David Rooney of The Hollywood Reporter offered this reminder to those who watched the trailer:
If you recoiled back then at the sight of British acting royalty with their faces stuck onto little furry bodies, or even just the jarring image of cats with human breasts, chances are you’ll still be covering your eyes and peering in a profoundly disturbed state through the gaps between your fingers at the finished film. At least until boredom sets in.
“Anyone who takes small children to this movie is setting them up for winged-monkey levels of night terrors,” Ty Burr of The Boston Globe wrote.
“I truly believe our divided nation can be healed and brought together as one by ‘Cats’ — the musical, the movie, the disaster,” he said. “In other news, my eyes are burning. Oh God, my eyes.”
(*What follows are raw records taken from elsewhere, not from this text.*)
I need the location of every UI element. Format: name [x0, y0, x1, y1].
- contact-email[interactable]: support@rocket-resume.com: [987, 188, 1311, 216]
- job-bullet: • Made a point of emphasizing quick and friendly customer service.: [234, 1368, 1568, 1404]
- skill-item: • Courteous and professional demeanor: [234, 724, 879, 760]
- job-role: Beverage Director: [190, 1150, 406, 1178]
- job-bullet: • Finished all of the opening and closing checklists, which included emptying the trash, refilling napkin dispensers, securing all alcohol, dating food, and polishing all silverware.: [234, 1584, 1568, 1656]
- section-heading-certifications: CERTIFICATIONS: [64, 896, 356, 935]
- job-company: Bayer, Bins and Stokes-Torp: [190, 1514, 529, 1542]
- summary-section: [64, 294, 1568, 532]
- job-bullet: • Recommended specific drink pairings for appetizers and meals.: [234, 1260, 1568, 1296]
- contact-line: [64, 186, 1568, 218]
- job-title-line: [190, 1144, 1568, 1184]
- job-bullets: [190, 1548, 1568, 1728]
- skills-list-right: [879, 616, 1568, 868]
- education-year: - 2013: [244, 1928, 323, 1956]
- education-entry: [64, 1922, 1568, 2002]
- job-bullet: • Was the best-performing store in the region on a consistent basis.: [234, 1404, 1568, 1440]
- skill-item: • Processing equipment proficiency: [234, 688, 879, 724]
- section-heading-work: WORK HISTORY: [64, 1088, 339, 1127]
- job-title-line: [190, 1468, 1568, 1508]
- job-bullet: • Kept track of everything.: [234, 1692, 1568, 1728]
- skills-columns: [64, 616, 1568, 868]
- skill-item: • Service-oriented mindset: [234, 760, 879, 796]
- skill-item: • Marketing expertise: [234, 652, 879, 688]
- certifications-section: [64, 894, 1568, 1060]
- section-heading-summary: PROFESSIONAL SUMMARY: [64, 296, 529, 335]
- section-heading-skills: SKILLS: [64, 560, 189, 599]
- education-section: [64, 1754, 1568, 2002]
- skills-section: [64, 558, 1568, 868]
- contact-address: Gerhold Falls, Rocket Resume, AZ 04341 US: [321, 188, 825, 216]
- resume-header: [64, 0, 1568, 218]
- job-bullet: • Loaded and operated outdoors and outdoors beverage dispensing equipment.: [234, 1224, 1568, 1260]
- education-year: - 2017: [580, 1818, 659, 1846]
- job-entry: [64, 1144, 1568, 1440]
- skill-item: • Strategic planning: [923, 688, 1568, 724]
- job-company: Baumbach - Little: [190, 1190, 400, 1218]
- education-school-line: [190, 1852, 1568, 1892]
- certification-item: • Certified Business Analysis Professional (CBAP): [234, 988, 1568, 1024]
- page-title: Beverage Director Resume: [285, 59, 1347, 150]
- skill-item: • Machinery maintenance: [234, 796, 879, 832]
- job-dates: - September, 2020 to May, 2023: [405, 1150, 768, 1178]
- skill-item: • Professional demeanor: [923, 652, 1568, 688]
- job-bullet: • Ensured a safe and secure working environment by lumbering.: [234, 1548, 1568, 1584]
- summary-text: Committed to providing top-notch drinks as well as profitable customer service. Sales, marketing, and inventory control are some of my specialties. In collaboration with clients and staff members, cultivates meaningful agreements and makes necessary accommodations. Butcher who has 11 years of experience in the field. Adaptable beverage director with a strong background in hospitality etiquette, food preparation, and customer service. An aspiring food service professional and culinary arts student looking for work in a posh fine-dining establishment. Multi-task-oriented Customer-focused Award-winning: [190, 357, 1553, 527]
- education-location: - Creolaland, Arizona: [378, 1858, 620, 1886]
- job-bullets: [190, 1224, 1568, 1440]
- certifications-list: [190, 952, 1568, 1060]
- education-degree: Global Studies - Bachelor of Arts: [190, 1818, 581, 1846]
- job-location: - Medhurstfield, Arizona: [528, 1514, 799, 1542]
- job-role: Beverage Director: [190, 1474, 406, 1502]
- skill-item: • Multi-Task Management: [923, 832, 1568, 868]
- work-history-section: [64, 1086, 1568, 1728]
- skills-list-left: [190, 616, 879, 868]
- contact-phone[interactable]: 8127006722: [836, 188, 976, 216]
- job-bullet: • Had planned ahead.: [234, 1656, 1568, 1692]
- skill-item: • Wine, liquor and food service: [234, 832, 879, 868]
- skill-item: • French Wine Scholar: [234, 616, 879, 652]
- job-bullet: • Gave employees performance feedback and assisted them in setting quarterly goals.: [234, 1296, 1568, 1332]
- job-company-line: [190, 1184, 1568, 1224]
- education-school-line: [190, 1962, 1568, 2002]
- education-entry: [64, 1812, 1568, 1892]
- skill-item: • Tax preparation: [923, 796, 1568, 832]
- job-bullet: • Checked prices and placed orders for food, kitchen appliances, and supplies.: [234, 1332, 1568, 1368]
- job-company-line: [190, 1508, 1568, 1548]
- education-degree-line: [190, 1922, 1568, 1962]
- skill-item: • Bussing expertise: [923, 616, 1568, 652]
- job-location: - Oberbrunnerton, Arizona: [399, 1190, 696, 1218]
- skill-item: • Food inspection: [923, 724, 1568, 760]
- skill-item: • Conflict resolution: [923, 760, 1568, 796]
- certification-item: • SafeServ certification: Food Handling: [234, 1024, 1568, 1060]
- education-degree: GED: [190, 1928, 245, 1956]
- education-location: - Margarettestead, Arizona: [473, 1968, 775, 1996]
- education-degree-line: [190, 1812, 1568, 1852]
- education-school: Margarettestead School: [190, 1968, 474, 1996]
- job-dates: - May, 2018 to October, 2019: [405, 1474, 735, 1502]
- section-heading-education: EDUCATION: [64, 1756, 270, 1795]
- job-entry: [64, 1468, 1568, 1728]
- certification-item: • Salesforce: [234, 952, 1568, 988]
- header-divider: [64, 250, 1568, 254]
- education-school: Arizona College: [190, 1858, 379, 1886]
Matt Goldberg, writing for Collider, nodded to the onscreen sexual tension:
But if it wasn’t enough to make the cats horny (why are they so horny), Hooper also feels the need to make it gross by having them dig through trash and play up their animal instincts. “Cats” always feels like it’s two seconds away from turning into a furry orgy in a dumpster. That’s the energy you have to sit with for almost two hours.
Slate’s headline was succinct: “The ‘Cats’ Movie Is a Void of Horny Confusion.”
Tyler Coates of Wired said the film was “awful”:
It has been a while since a big-budget, star-packed studio film has felt like such a disaster from start to finish. Befuddling, confusing, deeply ugly, and incredibly un-fun, I surely won’t be the only critic to recommend ‘Cats’ be put down immediately. What has for decades been something of a pop culture joke is now an even more wackadoo entertainment event. It’s almost as if Hooper and company were tasked with making the worst movie they could conceive of, that it was one epic troll — that could be the nicest thing I could say about it, that they have achieved something.
“I realize that critique won’t be used in Cats’ advertising campaign,” Mara Reinstein of Us Weekly wrote. “But the musical does indeed have its merits — and is not nearly as disastrous as you feared.”
Richard Lawson of Vanity Fair also showed mercy and described the film as “an ugly stray who smells bad and should not be invited into your home, certainly.”
“And yet it is its own kind of living creature, worthy of at least some basic compassion.”